Does a Business Idea Have to Be Unique?
Your startup idea isn't special. Dozens of people had it before you.
There’s this myth that your business idea needs to be unique. That if someone else has already done it, then you’re too late, the door has closed, and you might as well give up. It’s a myth that kills more startups before they even begin.
Ideas are cheap. Execution is everything.
Pathao was not an original idea. We weren’t even the first motorcycle ride-sharing company in Bangladesh. There was a company called Share-A-Motorcycle that launched before us. They had a head start, the so-called “first-mover advantage.” But being first didn’t matter. What mattered was who executed better, who adapted faster, and who built trust with customers. On all three, we outperformed. And that’s why Pathao became a household name while Share-A-Motorcycle disappeared.
This pattern isn’t unique to us. Look at bKash, the crown jewel of Bangladesh’s fintech scene. Everyone thinks of it as a revolutionary idea, but it was modeled after M-Pesa, the mobile banking system that transformed Africa. The brilliance wasn’t in dreaming up something no one had ever seen before, it was in localizing the model, executing at scale, and building consumer trust in a Bangladeshi context.
Or take ShopUp, one of the most successful startups to come out of Dhaka. Their model is inspired by Udaan in India, a B2B platform for small retailers. ShopUp didn’t pretend to invent the category, they borrowed a proven playbook and adapted it to the needs of Bangladesh’s fragmented retail ecosystem. That’s what made them work.
The Idea Trap
The obsession with uniqueness is what I call the idea trap. Founders convince themselves that unless they stumble on something the world has never seen, they’re not entrepreneurs. They guard their “billion-dollar idea” like it is treasure, pitching it only in whispers, terrified someone will steal it. But here’s the uncomfortable truth: if your idea is so fragile that someone else can kill it just by hearing it, then it was never worth much in the first place.
Unique ideas are, in fact, more likely to fail. Because if nobody is doing it anywhere in the world, chances are the market doesn’t exist yet, or the timing isn’t right, or the problem just isn’t painful enough for people to pay for a solution.
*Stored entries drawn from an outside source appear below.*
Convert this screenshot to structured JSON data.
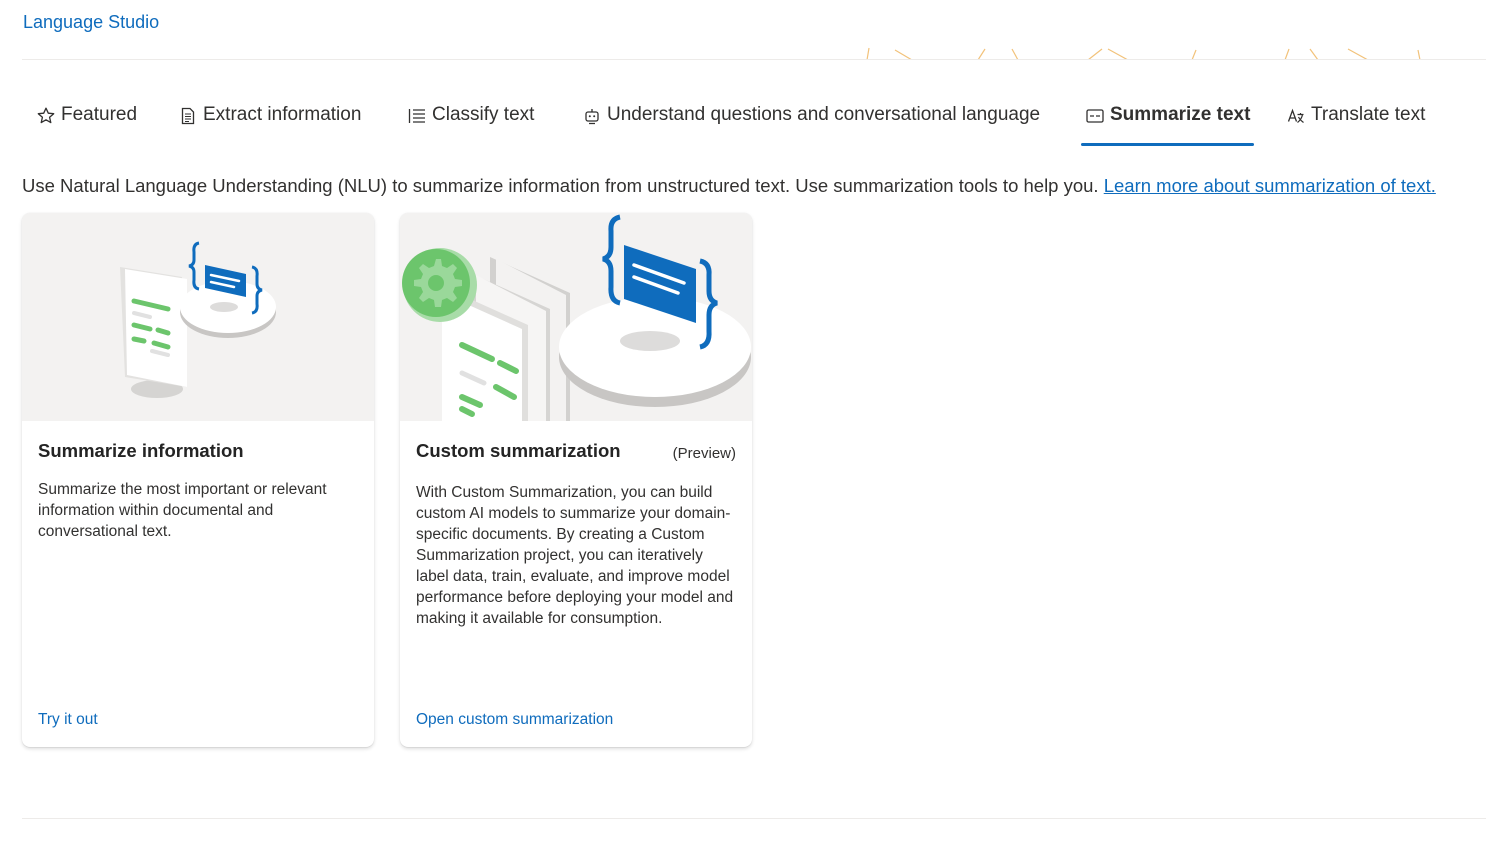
{
  "header": {
    "brand": "Language Studio"
  },
  "tabs": [
    {
      "label": "Featured",
      "icon": "star-icon",
      "active": false
    },
    {
      "label": "Extract information",
      "icon": "document-icon",
      "active": false
    },
    {
      "label": "Classify text",
      "icon": "list-icon",
      "active": false
    },
    {
      "label": "Understand questions and conversational language",
      "icon": "bot-icon",
      "active": false
    },
    {
      "label": "Summarize text",
      "icon": "summary-icon",
      "active": true
    },
    {
      "label": "Translate text",
      "icon": "translate-icon",
      "active": false
    }
  ],
  "intro": {
    "text": "Use Natural Language Understanding (NLU) to summarize information from unstructured text. Use summarization tools to help you. ",
    "link": "Learn more about summarization of text."
  },
  "cards": [
    {
      "title": "Summarize information",
      "badge": "",
      "body": "Summarize the most important or relevant information within documental and conversational text.",
      "link": "Try it out",
      "image_icon": "summarize-illustration"
    },
    {
      "title": "Custom summarization",
      "badge": "(Preview)",
      "body": "With Custom Summarization, you can build custom AI models to summarize your domain-specific documents. By creating a Custom Summarization project, you can iteratively label data, train, evaluate, and improve model performance before deploying your model and making it available for consumption.",
      "link": "Open custom summarization",
      "image_icon": "custom-summarization-illustration"
    }
  ],
  "colors": {
    "accent": "#0f6cbd",
    "card_image_bg": "#f3f2f1",
    "green": "#6cc56c",
    "header_deco": "#f2c27a"
  }
}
The graveyard of startups is littered with “unique” ideas that sounded good in theory but never crossed over into reality.
Meanwhile, founders who looked at what was working elsewhere and localized it have a much higher success rate. Rocket Internet built an empire copying successful Western startups and launching them in developing markets. Lazada was basically Amazon for Southeast Asia. Foodpanda was modeled on Grubhub. Ola in India was “Uber for India.” And they all became giants.
Execution Eats Originality for Breakfast
What makes or breaks a business is not whether you were the first to dream it up, but whether you can execute it better, faster, and smarter than anyone else.
When we launched Pathao rides, we weren’t pitching Dhaka something unheard of. Uber was already a global giant. Grab was dominating Southeast Asia. Gojek had already become indispensable in Indonesia. What we did was recognize that Dhaka’s roads, Dhaka’s traffic, and Dhaka’s people needed something local. We built for this city, not for Silicon Valley. That was our advantage.
Execution means obsessing over the small things. Recruiting drivers one by one when no one trusted the platform yet. Convincing skeptical students at BRAC University to take the first rides. Building manual Facebook groups before we even had a functioning app. And then scaling that chaos into something systematic. None of that required a unique idea, it required relentless follow-through.
Standing on the Shoulders of Giants
Some of the world’s greatest companies were not originals in the pure sense.
Google wasn’t the first search engine, there was AltaVista, Lycos, Yahoo. They just built a better algorithm and executed relentlessly.
Facebook wasn’t the first social network, Friendster and MySpace came before. Zuckerberg didn’t invent the category; he perfected it.
Apple didn’t invent the MP3 player, the smartphone, or the tablet. They simply reimagined the user experience so well that competitors became irrelevant.
The pattern is clear: success belongs to the one who adapts and executes better, not necessarily the one who dreams first.
Localize, Don’t Idolize
The smarter path, especially in emerging markets, is to look at what works elsewhere and localize it ruthlessly. Dhaka is not Jakarta. Dhaka is not Silicon Valley. You cannot just copy-paste. You need to tweak the model until it bends to your reality.
Pathao’s early courier pivot is a perfect example. We thought people wanted instant delivery, like Postmates in the U.S. But the real need was reliability and cash-on-delivery for Facebook sellers. That was the pain point, not speed. Once we saw that, we shifted, and suddenly the model worked.
The Real Test
So the next time you catch yourself saying, “But someone’s already doing it,” stop. The real question isn’t whether the idea is unique, it’s whether you can execute it better, adapt it faster, and localize it smarter than anyone else.
Because at the end of the day, ideas don’t move markets. Execution does.